So we all think of DIY as an affordable and easy way to make something unique or personal for your wedding. We have an idea, gather supplies and then poof, magically those supplies turn into something adorable all in one post!
Well, not always. Sometimes there is a very ugly side to DIY Wedding Projects... and I call that ugly side Mondays at Mom's. For the time being, I have Mondays off, and I've been spending a number of those Mondays at my Mom's house working on the wedding projects that kinda suck. Mostly, the dishes.
Ah yes, my grand idea to have mis-matched blue and white dishes. I had seen it on some blogs and in a few magazines, but it was always in CA, where vendors are endless and they always have a ton of options available. Or at a wedding with only 50 guests - where between the MIL, Mom, Grammas, etc. you had enough place settings to not spend any money at all.
Well isn't that nice for them? My rental place in Maine did not have mismatched dishes... they didn't have any blue dishes come to think of it, and that is what I wanted. So I decided that I could go out and buy different blue and white dishes from tag sales and places like goodwill for around the same price I could rent the boring white china. That was April of 2010. By December, 2010 I had amassed the entire collection: enough for 120 place settings including dinner plate, salad plate, tea cup and saucer, and soup bowl. Not too shabby! Actually, it was a lot of fun and I would highly recommend it if you like to be on the hunt for things.
But then, the fun disappeared. And the beginning of the end started with me lugging all of those dishes to my Mom's house... down a flight of stairs from the attic, another flight to our main floor, 3 steps off the deck, across the 2 inch sheet of ice that was on my driveway in January (and February, and March) 15 miles to Columbia, across my Mom's sheet of ice and down another flight of stairs into her basement.

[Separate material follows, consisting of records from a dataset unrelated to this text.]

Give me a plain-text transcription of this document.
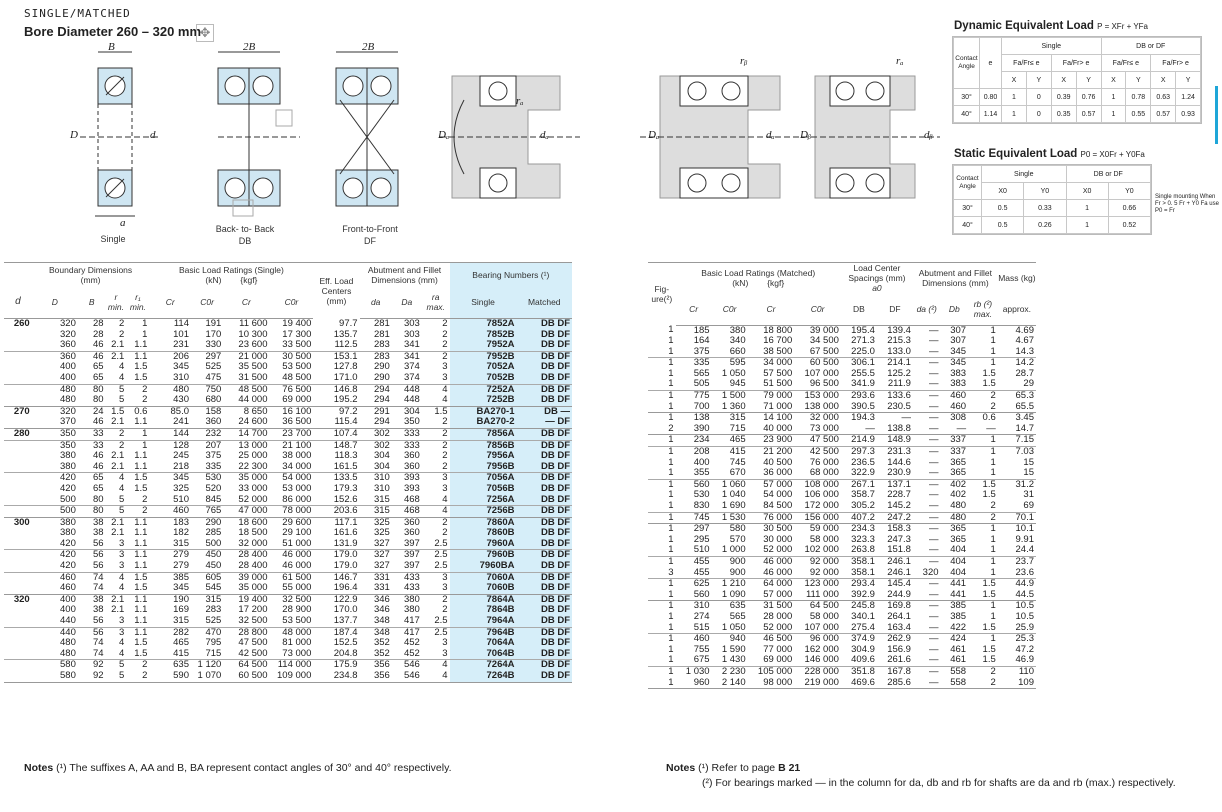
SINGLE/MATCHED
Bore Diameter 260 – 320 mm
✥
B	2B	2B
a
D	d	Dₐ	dₐ
rₐ
Single
Back- to- Back
DB
Front-to-Front
DF
Dₐ	dₐ Dᵦ	dᵦ
rᵦ	rₐ
Dynamic Equivalent Load P = XFr + YFa
Contact Angle	e	Single				DB or DF			
		Fa/Fr≤ e		Fa/Fr> e		Fa/Fr≤ e		Fa/Fr> e	
		X	Y	X	Y	X	Y	X	Y
30°	0.80	1	0	0.39	0.76	1	0.78	0.63	1.24
40°	1.14	1	0	0.35	0.57	1	0.55	0.57	0.93
Static Equivalent Load P0 = X0Fr + Y0Fa
Contact Angle	Single		DB or DF	
	X0	Y0	X0	Y0
30°	0.5	0.33	1	0.66
40°	0.5	0.26	1	0.52
Single mounting When Fr > 0. 5 Fr + Y0 Fa use P0 = Fr
	Boundary Dimensions
(mm)				Basic Load Ratings (Single)
(kN) {kgf}				Eff. Load Centers (mm)	Abutment and Fillet Dimensions (mm)			Bearing Numbers (¹)	
d	D	B	r
min.	r₁
min.	Cr	C0r	Cr	C0r		da	Da	ra
max.	Single	Matched
260	320	28	2	1	114	191	11 600	19 400	97.7	281	303	2	7852A	DB DF
	320	28	2	1	101	170	10 300	17 300	135.7	281	303	2	7852B	DB DF
	360	46	2.1	1.1	231	330	23 600	33 500	112.5	283	341	2	7952A	DB DF
	360	46	2.1	1.1	206	297	21 000	30 500	153.1	283	341	2	7952B	DB DF
	400	65	4	1.5	345	525	35 500	53 500	127.8	290	374	3	7052A	DB DF
	400	65	4	1.5	310	475	31 500	48 500	171.0	290	374	3	7052B	DB DF
	480	80	5	2	480	750	48 500	76 500	146.8	294	448	4	7252A	DB DF
	480	80	5	2	430	680	44 000	69 000	195.2	294	448	4	7252B	DB DF
270	320	24	1.5	0.6	85.0	158	8 650	16 100	97.2	291	304	1.5	BA270-1	DB —
	370	46	2.1	1.1	241	360	24 600	36 500	115.4	294	350	2	BA270-2	— DF
280	350	33	2	1	144	232	14 700	23 700	107.4	302	333	2	7856A	DB DF
	350	33	2	1	128	207	13 000	21 100	148.7	302	333	2	7856B	DB DF
	380	46	2.1	1.1	245	375	25 000	38 000	118.3	304	360	2	7956A	DB DF
	380	46	2.1	1.1	218	335	22 300	34 000	161.5	304	360	2	7956B	DB DF
	420	65	4	1.5	345	530	35 000	54 000	133.5	310	393	3	7056A	DB DF
	420	65	4	1.5	325	520	33 000	53 000	179.3	310	393	3	7056B	DB DF
	500	80	5	2	510	845	52 000	86 000	152.6	315	468	4	7256A	DB DF
	500	80	5	2	460	765	47 000	78 000	203.6	315	468	4	7256B	DB DF
300	380	38	2.1	1.1	183	290	18 600	29 600	117.1	325	360	2	7860A	DB DF
	380	38	2.1	1.1	182	285	18 500	29 100	161.6	325	360	2	7860B	DB DF
	420	56	3	1.1	315	500	32 000	51 000	131.9	327	397	2.5	7960A	DB DF
	420	56	3	1.1	279	450	28 400	46 000	179.0	327	397	2.5	7960B	DB DF
	420	56	3	1.1	279	450	28 400	46 000	179.0	327	397	2.5	7960BA	DB DF
	460	74	4	1.5	385	605	39 000	61 500	146.7	331	433	3	7060A	DB DF
	460	74	4	1.5	345	545	35 000	55 000	196.4	331	433	3	7060B	DB DF
320	400	38	2.1	1.1	190	315	19 400	32 500	122.9	346	380	2	7864A	DB DF
	400	38	2.1	1.1	169	283	17 200	28 900	170.0	346	380	2	7864B	DB DF
	440	56	3	1.1	315	525	32 500	53 500	137.7	348	417	2.5	7964A	DB DF
	440	56	3	1.1	282	470	28 800	48 000	187.4	348	417	2.5	7964B	DB DF
	480	74	4	1.5	465	795	47 500	81 000	152.5	352	452	3	7064A	DB DF
	480	74	4	1.5	415	715	42 500	73 000	204.8	352	452	3	7064B	DB DF
	580	92	5	2	635	1 120	64 500	114 000	175.9	356	546	4	7264A	DB DF
	580	92	5	2	590	1 070	60 500	109 000	234.8	356	546	4	7264B	DB DF
Fig-ure(²)	Basic Load Ratings (Matched)
(kN) {kgf}				Load Center Spacings (mm)
a0		Abutment and Fillet Dimensions (mm)			Mass (kg)
	Cr	C0r	Cr	C0r	DB	DF	da (²)	Db	rb (²)
max.	approx.
1	185	380	18 800	39 000	195.4	139.4	—	307	1	4.69
1	164	340	16 700	34 500	271.3	215.3	—	307	1	4.67
1	375	660	38 500	67 500	225.0	133.0	—	345	1	14.3
1	335	595	34 000	60 500	306.1	214.1	—	345	1	14.2
1	565	1 050	57 500	107 000	255.5	125.2	—	383	1.5	28.7
1	505	945	51 500	96 500	341.9	211.9	—	383	1.5	29
1	775	1 500	79 000	153 000	293.6	133.6	—	460	2	65.3
1	700	1 360	71 000	138 000	390.5	230.5	—	460	2	65.5
1	138	315	14 100	32 000	194.3	—	—	308	0.6	3.45
2	390	715	40 000	73 000	—	138.8	—	—	—	14.7
1	234	465	23 900	47 500	214.9	148.9	—	337	1	7.15
1	208	415	21 200	42 500	297.3	231.3	—	337	1	7.03
1	400	745	40 500	76 000	236.5	144.6	—	365	1	15
1	355	670	36 000	68 000	322.9	230.9	—	365	1	15
1	560	1 060	57 000	108 000	267.1	137.1	—	402	1.5	31.2
1	530	1 040	54 000	106 000	358.7	228.7	—	402	1.5	31
1	830	1 690	84 500	172 000	305.2	145.2	—	480	2	69
1	745	1 530	76 000	156 000	407.2	247.2	—	480	2	70.1
1	297	580	30 500	59 000	234.3	158.3	—	365	1	10.1
1	295	570	30 000	58 000	323.3	247.3	—	365	1	9.91
1	510	1 000	52 000	102 000	263.8	151.8	—	404	1	24.4
1	455	900	46 000	92 000	358.1	246.1	—	404	1	23.7
3	455	900	46 000	92 000	358.1	246.1	320	404	1	23.6
1	625	1 210	64 000	123 000	293.4	145.4	—	441	1.5	44.9
1	560	1 090	57 000	111 000	392.9	244.9	—	441	1.5	44.5
1	310	635	31 500	64 500	245.8	169.8	—	385	1	10.5
1	274	565	28 000	58 000	340.1	264.1	—	385	1	10.5
1	515	1 050	52 000	107 000	275.4	163.4	—	422	1.5	25.9
1	460	940	46 500	96 000	374.9	262.9	—	424	1	25.3
1	755	1 590	77 000	162 000	304.9	156.9	—	461	1.5	47.2
1	675	1 430	69 000	146 000	409.6	261.6	—	461	1.5	46.9
1	1 030	2 230	105 000	228 000	351.8	167.8	—	558	2	110
1	960	2 140	98 000	219 000	469.6	285.6	—	558	2	109
Notes (¹) The suffixes A, AA and B, BA represent contact angles of 30° and 40° respectively.	Notes (¹) Refer to page B 21
(²) For bearings marked — in the column for da, db and rb for shafts are da and rb (max.) respectively.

Then, because I am apparently a control freak, we went about matching each bowl to each plate to each dinner plate. And when all 120 were matched up nicely, we matched them up in sets of 8 so that they made sense on a table together... God, we are picky. As we successfully made one set of 8 after another, we labeled each setting so that the caterer would know exactly what dishes went together.
That process probably took us 3 days on it's own. But then we started doing some of the real ugly work: washing the dishes, sewing fabric "folders" so that they would stay clean and safe in their 7-8 month journey from my Mom's basement to the tables in Maine. I'm very fortunate that my Mom has been extremely helpful in this process. She has made a ridiculous amount of the fabric folders, washed the dishes and packaged them up in our white rubbermaids. AND - she has been planning my bridal shower. She's a 5-star Mom, I'll tell you that.
It's an ugly process, there's no doubt about that. But hopefully, the end results will have been well worth the effort.
Ahh yes, three tables left to wash and pack There is a light at the end of the tunnel and yes, it will have been worth it. (NEED MORE UNWANTED FABRIC TO FINISH THE LAST THREE TABLES!)